I hung out with my friend Kevin on Friday. It was a good time. We played Worms Armageddon and went to a cafe for ice cream. He's a nice guy. I'm surprised he's single. He always tries to lift my spirits too. So, we had a good time. I didn't talk to Jill the whole day. I thought nothing of it, but a friend of mine online felt otherwise. She's a very pessimistic person, much like my mother in a way. Anyway, my friend is concerned that Jill is just stringing me along and has no real intentions towards me. I don't want to feel that way about her, but I started to doubt. The fact that she didn't call me Saturday either didn't help, nor did I see her online. Her excuse for not calling me last week I believed. She was camping and claimed her entire purse got run over by the truck her friend's boyfriend was backing up. Her phone was crushed as well as other expensive things. Now, I'm not so sure I believe that at all.

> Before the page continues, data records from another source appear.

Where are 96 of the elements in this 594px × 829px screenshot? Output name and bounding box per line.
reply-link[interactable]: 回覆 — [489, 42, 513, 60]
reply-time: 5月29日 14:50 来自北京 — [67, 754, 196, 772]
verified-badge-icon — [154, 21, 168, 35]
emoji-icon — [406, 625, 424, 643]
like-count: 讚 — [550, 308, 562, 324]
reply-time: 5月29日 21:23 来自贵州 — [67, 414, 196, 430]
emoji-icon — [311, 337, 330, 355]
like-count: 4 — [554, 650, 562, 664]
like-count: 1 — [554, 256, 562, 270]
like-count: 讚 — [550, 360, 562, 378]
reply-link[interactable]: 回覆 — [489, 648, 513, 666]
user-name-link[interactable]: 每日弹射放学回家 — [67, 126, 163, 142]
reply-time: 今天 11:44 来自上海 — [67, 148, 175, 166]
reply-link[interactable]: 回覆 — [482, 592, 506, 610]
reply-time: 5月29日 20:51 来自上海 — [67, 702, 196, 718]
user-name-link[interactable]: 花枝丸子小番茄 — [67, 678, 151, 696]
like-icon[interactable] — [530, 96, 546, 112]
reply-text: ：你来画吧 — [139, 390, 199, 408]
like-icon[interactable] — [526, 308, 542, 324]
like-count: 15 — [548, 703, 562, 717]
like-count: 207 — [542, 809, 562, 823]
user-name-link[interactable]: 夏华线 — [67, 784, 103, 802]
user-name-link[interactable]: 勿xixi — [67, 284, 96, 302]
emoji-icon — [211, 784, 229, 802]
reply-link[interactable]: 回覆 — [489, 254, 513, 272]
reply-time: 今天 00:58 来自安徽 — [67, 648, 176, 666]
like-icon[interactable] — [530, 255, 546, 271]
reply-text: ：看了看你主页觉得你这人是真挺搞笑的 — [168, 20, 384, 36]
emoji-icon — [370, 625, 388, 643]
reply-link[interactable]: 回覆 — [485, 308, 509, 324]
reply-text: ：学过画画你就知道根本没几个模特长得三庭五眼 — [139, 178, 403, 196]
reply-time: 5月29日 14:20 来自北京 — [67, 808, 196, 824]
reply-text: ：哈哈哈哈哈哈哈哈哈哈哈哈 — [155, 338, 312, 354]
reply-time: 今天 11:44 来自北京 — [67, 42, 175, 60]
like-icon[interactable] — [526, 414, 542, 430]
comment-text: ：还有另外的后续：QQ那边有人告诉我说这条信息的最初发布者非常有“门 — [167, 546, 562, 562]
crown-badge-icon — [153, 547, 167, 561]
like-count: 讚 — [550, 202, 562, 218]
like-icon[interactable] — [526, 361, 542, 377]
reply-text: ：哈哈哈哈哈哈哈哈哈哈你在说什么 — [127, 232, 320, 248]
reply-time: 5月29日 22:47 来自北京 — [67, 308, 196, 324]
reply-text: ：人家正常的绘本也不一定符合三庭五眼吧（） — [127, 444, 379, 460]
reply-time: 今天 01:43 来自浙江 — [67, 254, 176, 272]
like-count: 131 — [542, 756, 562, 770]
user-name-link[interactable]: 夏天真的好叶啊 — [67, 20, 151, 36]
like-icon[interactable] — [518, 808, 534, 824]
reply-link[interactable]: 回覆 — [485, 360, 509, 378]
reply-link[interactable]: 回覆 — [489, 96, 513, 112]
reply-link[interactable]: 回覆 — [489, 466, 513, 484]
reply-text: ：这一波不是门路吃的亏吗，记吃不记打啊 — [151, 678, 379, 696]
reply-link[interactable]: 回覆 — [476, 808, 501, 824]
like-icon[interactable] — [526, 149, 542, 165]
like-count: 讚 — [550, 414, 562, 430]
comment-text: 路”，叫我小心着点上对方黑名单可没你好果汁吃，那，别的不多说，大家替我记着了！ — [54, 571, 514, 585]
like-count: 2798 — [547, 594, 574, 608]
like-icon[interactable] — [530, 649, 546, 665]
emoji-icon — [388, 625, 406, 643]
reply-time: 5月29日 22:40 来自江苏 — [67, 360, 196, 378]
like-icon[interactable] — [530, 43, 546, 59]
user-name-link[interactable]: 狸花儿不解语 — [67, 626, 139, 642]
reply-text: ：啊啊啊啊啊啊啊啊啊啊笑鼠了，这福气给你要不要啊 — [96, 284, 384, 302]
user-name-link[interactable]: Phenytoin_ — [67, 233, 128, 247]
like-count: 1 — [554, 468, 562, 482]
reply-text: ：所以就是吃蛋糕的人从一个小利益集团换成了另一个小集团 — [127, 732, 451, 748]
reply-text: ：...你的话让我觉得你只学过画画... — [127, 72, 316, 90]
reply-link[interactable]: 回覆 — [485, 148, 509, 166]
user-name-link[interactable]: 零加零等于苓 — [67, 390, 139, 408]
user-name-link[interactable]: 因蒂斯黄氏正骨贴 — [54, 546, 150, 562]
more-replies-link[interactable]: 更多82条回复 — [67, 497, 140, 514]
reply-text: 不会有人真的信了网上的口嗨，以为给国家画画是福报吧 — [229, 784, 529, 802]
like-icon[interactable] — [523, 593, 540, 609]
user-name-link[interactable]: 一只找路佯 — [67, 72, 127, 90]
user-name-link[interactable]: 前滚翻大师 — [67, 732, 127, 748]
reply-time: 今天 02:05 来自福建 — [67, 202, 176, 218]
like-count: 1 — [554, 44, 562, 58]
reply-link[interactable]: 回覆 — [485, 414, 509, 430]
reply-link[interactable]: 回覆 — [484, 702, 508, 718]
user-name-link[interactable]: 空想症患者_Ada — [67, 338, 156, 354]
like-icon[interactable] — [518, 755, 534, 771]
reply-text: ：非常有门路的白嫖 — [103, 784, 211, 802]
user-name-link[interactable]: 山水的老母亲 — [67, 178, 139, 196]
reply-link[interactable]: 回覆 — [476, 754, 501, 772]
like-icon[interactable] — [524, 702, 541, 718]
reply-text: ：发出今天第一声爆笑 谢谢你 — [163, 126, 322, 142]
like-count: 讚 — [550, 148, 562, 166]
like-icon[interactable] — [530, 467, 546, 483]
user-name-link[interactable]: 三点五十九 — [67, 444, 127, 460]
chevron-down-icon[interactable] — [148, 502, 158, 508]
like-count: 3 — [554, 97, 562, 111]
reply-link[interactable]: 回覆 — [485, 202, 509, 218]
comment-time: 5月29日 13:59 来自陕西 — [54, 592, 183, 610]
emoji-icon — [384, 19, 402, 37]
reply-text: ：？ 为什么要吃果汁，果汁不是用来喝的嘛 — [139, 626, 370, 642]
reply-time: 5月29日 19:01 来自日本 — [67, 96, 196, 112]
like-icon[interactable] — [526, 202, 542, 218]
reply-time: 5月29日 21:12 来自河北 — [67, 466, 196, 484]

Of course recently I've been ditched and shoved aside a lot by the females I've had feelings for. Part of me wants to believe she's just busy. And the other part of me is looking at what happened a few months ago. Steph wasn't busy. she just didn't want anything to do with me. Everytime in the past week that Jill has not been where she's said she'll be, my thoughts immediately turn to that experience. Like, this past Tuesday night, she said she'd be online all of Wednesday night. After I came home from the leadership forum, I checked and she wasn't there. She didn't appear until late Thursday night. I should be saying "big deal". I'm just so damned insecure.
So I tried to just pre-occupy myself with things today. I fixed a professor's computer this morning. I made cookies this afternoon. I watched "The Princess Bride" tonight. And then, I felt myself returning to those thoughts again. This time, I decided to meditate. It's helped me in the past, and I've wanted to do more of it. So I figured, why not. I asked myself several of those questions during my meditation and tried to just listen to what my instincts were telling me. What I heard was that I need to be patient. I need to relax and let things be. What I felt was that she's not stringing me along. So I'm going to listen to that. I'm just going to relax for the rest of tonight and forget about my worries. I shouldn't even be worried anyway. Maybe she'll call tomorrow. Maybe I wont hear from her again. But, whatever happens, I'll get through it. I always do.